06 November 2010

The Failing Grades

Unbeknownst to many this side of the province, there is a term used to describe womanizers who grow old in fear of karma rebounding back on them in the form of suitors of their daughters who will do the exact same thing they oh-so-loved to do during their halcyon days of libidinous machismo. That word is bangkás.

I rather suspect the word is more commonly used in the western section of the province because I do not believe I have heard the word used at all where I currently live.

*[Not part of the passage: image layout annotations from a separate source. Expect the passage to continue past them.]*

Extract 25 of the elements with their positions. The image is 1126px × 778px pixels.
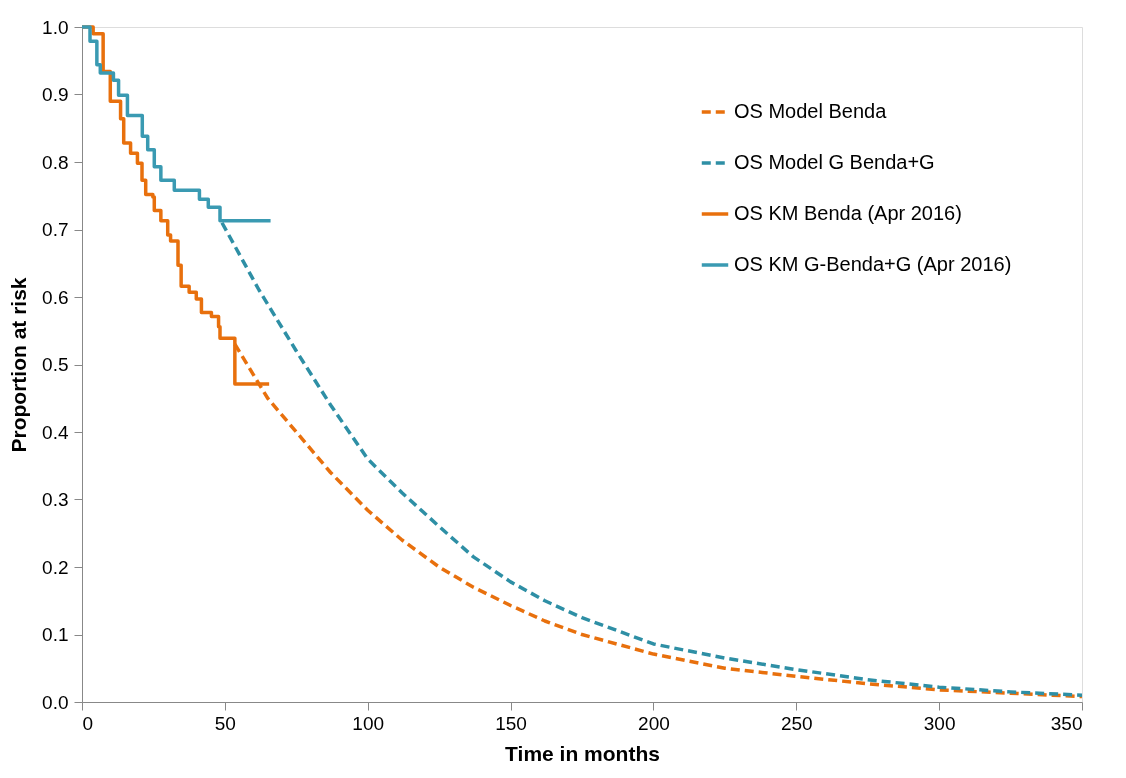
- y-tick-label: 0.9: [42, 84, 69, 105]
- x-tick-label: 100: [352, 712, 385, 734]
- y-tick-label: 0.8: [42, 151, 69, 173]
- legend-label: OS KM G-Benda+G (Apr 2016): [734, 253, 1012, 275]
- y-tick-label: 0.4: [42, 421, 69, 443]
- x-tick-label: 300: [923, 712, 956, 734]
- y-tick-label: 0.2: [42, 556, 69, 578]
- y-axis-title: Proportion at risk: [7, 277, 31, 453]
- y-tick-label: 0.3: [42, 489, 69, 510]
- x-tick-label: 250: [780, 712, 813, 734]
- y-tick-label: 0.6: [42, 286, 69, 308]
- legend-label: OS KM Benda (Apr 2016): [734, 202, 962, 224]
- y-tick-label: 0.0: [42, 691, 69, 713]
- x-tick-label: 350: [1050, 712, 1083, 734]
- y-tick-label: 0.7: [42, 219, 69, 240]
- x-tick-label: 200: [638, 712, 670, 734]
- y-tick-label: 0.5: [42, 354, 69, 375]
- y-tick-label: 1.0: [42, 16, 69, 38]
- x-tick-label: 0: [82, 712, 94, 734]
- x-tick-label: 150: [495, 712, 527, 734]
- legend-label: OS Model Benda: [734, 100, 888, 122]
- legend-label: OS Model G Benda+G: [734, 151, 935, 173]
- y-tick-label: 0.1: [42, 624, 69, 645]
- x-axis-title: Time in months: [505, 741, 660, 765]
- x-tick-label: 50: [214, 712, 236, 734]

I used to hear it spoken by my Mom in reference to how her Tata – my grandfather – used to treat some of her less-favored suitors.

Needless to say, among the traits of somebody who is bangkás are excessive strictness with his daughters in their conduct of their personal affairs and even a paranoid tendency to be acrimonious towards his daughters’ suitors.

I used to know somebody who was the spot on embodiment of the word bangkás. He was the archetypal Filipino macho man of old. While not necessarily good-looking, his square-jawed face topped by sleekly combed pomade-conditioned hair was not at all unattractive. He was of average height; and while not muscular, he was sinewy nonetheless.

He was a self-confessed womanizer in his youth, someone who was not averse to letting his appreciation for a pretty woman passing by known with a mischievous cat whistle. When he did get married, he naturally sired a large litter of children; such was the custom of his day.

Whisper it quietly, but even as father to a large brood, he was not at all averse to an occasional fling on the side. But then again, there was the image of the macho man to maintain, wasn’t there?

As the old cliché goes, time – indeed – flies! His daughters, once snotty children running around the yard in soiled clothes, had grown into lovely maidens starting to catch the attention of the youthful gentlemen in the neighborhood.

When a few actually summoned the nerve to visit any of his daughters at their home – as was the proper thing to do if the gentlemen’s intentions were noble – then they had to contend with hints dropped with a total lack of subtlety that might as well have been signs that read: SUITORS BEWARE.

For one, the bangkás father’s face was eternally wearing a menacing scowl. Any attempts made by the young gentlemen at making conversation and – hopefully – gaining favor were frequently met with curt, acerbic replies. There sometimes also tended to be a rather intimidating gulok nonchalantly displayed somewhere very, very conspicuous.

Of course, the bangkás father made sure his daughters and their suitors were confined to the brightly lit living room where there was no chance of them getting too comfortable with each other. And this is not to say that anyone even contemplated the idea since the bangkás father never left the living room for the duration of the visit, anyway…

Perhaps, the most humiliating thing was for the suitors to be graded in a completely criteria-less evaluation by the father; albeit, the grades were considerately released to his daughters and not directly to the suitors.

There was one time when the father himself was telling my Mom how he graded three of his daughters’ suitors. One got a 68; another got a 70; and the last got a 73. Mom was, naturally, doubled over in laughter.

The bangkás father did not get things all his own way, as things would happen. Eventually, he had no real recourse but to face up to the fact that his daughters were going to get married. They all did, as a matter of fact.

Of course, the first one had to elope with her suitor, the proper and only way to deal with an unreasonable father. What I cannot recall is if the suitor was the one who got the 68, the 70 or the 73.